앞서 언급한 바와 같이 폴리우레탄 고분자를 제조하는데 주로 사용되는 유독성 용제 대신 비유독성 용제를 이용한 다관능성 가지형 폴리우레탄계 고분자의 제조 방법을 제공하는 것이 본 발명의 첫 번째 과제이다. 본 발명의 두 번째 과제는 금속이나 관능기가 없는 난기재에 접착성을 구현하는 비유독성 폴리우레탄계 고분자 조성물을 제공하는 것이다.As mentioned above, the first task of the present invention is to provide a method for producing a multifunctional branched polyurethane-based polymer using a non-toxic solvent instead of the toxic solvent mainly used to produce polyurethane polymers. The second task of the present invention is to provide a non-toxic polyurethane-based polymer composition that achieves adhesion to difficult substrates without metals or functional groups.
본 발명은 상기 과제를 해결하기 위하여 비유독성 용제하에 디올계 모노머와 이소시아네이트간의 중합을 통하여 제조된 수산기와 카르복실기를 갖는 다관능성의 광학특성이 우수한 가지형 폴리우레탄계 고분자의 제조방법을 제공한다.In order to solve the above problems, the present invention provides a method for producing a branched polyurethane-based polymer having excellent optical properties and having a multifunctionality of hydroxyl and carboxyl groups prepared through polymerization between a diol-based monomer and isocyanate in a non-toxic solvent.

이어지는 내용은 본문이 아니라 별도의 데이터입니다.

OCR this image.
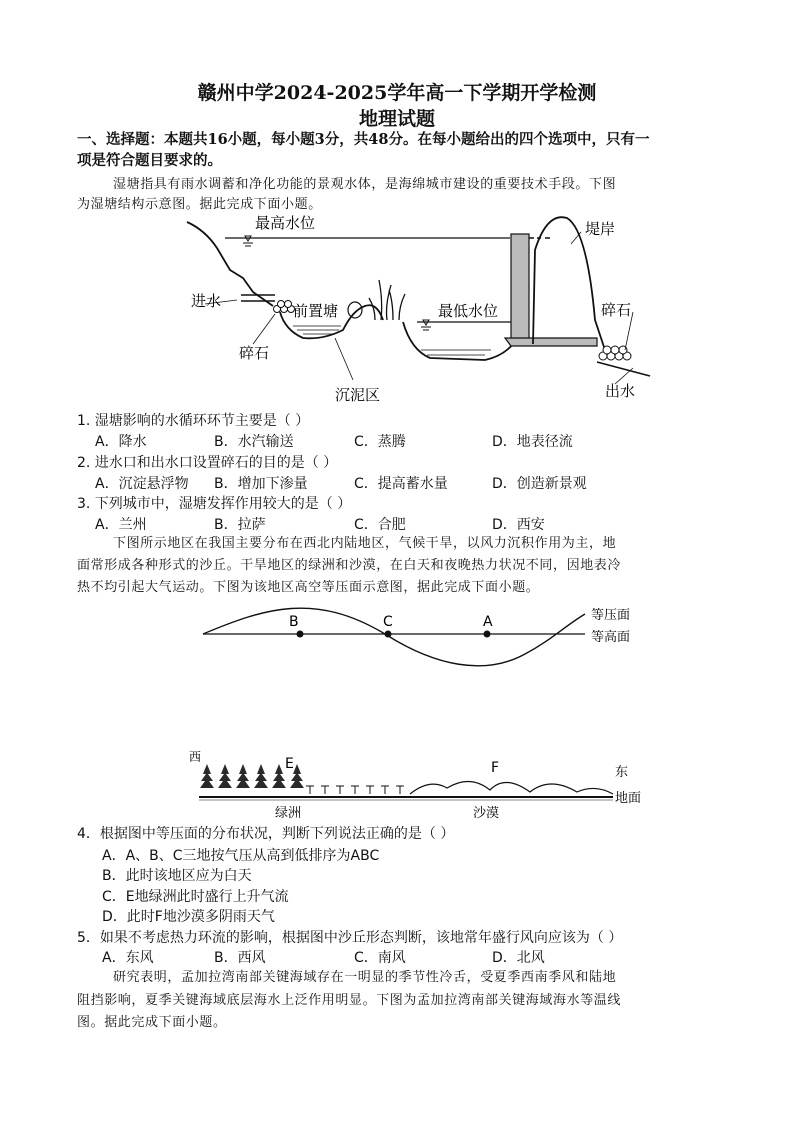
赣州中学2024-2025学年高一下学期开学检测
地理试题
一、选择题：本题共16小题，每小题3分，共48分。在每小题给出的四个选项中，只有一
项是符合题目要求的。
湿塘指具有雨水调蓄和净化功能的景观水体，是海绵城市建设的重要技术手段。下图
为湿塘结构示意图。据此完成下面小题。
最高水位	堤岸
进水
前置塘	最低水位	碎石
碎石
沉泥区	出水
1. 湿塘影响的水循环环节主要是（ ）
A．降水	B．水汽输送	C．蒸腾	D．地表径流
2. 进水口和出水口设置碎石的目的是（ ）
A．沉淀悬浮物 B．增加下渗量	C．提高蓄水量	D．创造新景观
3. 下列城市中，湿塘发挥作用较大的是（ ）
A．兰州	B．拉萨	C．合肥	D．西安
下图所示地区在我国主要分布在西北内陆地区，气候干旱，以风力沉积作用为主，地
面常形成各种形式的沙丘。干旱地区的绿洲和沙漠，在白天和夜晚热力状况不同，因地表冷
热不均引起大气运动。下图为该地区高空等压面示意图，据此完成下面小题。
B	C	A	等压面
等高面
西
东
E	F
地面
绿洲	沙漠
4．根据图中等压面的分布状况，判断下列说法正确的是（ ）
A．A、B、C三地按气压从高到低排序为ABC
B．此时该地区应为白天
C．E地绿洲此时盛行上升气流
D．此时F地沙漠多阴雨天气
5．如果不考虑热力环流的影响，根据图中沙丘形态判断，该地常年盛行风向应该为（ ）
A．东风	B．西风	C．南风	D．北风
研究表明，孟加拉湾南部关键海域存在一明显的季节性冷舌，受夏季西南季风和陆地
阻挡影响，夏季关键海域底层海水上泛作用明显。下图为孟加拉湾南部关键海域海水等温线
图。据此完成下面小题。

본 발명의 일 실시예에 따르면, 상기 비유독성 용제는 다이프로필렌글리콜 모노메틸이서(DPGMME), 다이프로필렌글리콜 모노에틸이서(DPGMEE), 프로필렌글리콜 모노메틸이서(PGME), 프로필렌글리콜 모노메틸이서 아세테이트 (PGMEA), N-에틸-2-피롤리돈(NEP), N-n-부틸피롤리돈, N-이소부틸피롤리돈, N-t-부틸피롤리돈, N-n펜틸-피롤리돈, N-(메틸-치환된 부틸)피롤리돈, 고리-메틸-치환된 N-프로필 및 N-부틸 피롤리돈, 및 N-(메톡시프로필)피롤리돈, 디에틸 포름아마이드(DEF), 물, 초산에틸(EA), 에탄올(Ethanol), 이소프로필알콜(IPA), 테트라하이드로퓨란(THF) 중에서 선택된 하나 또는 둘 이상이 혼합된 것을 특징으로 한다.According to one embodiment of the present invention, the non-toxic solvent is dipropylene glycol monomethyl ether (DPGMME), dipropylene glycol monoethyl methyl ether (DPGMEE), propylene glycol monomethyl methyl ether (PGME), propylene glycol monomethyl ether acetate ( PGMEA), N-ethyl-2-pyrrolidone (NEP), N-n-butylpyrrolidone, N-isobutylpyrrolidone, N-t-butylpyrrolidone, N-npentyl-pyrrolidone, N-(methyl- Substituted butyl)pyrrolidone, ring-methyl-substituted N-propyl and N-butyl pyrrolidone, and N-(methoxypropyl)pyrrolidone, diethyl formamide (DEF), water, ethyl acetate ( It is characterized by a mixture of one or two or more selected from EA), ethanol, isopropyl alcohol (IPA), and tetrahydrofuran (THF).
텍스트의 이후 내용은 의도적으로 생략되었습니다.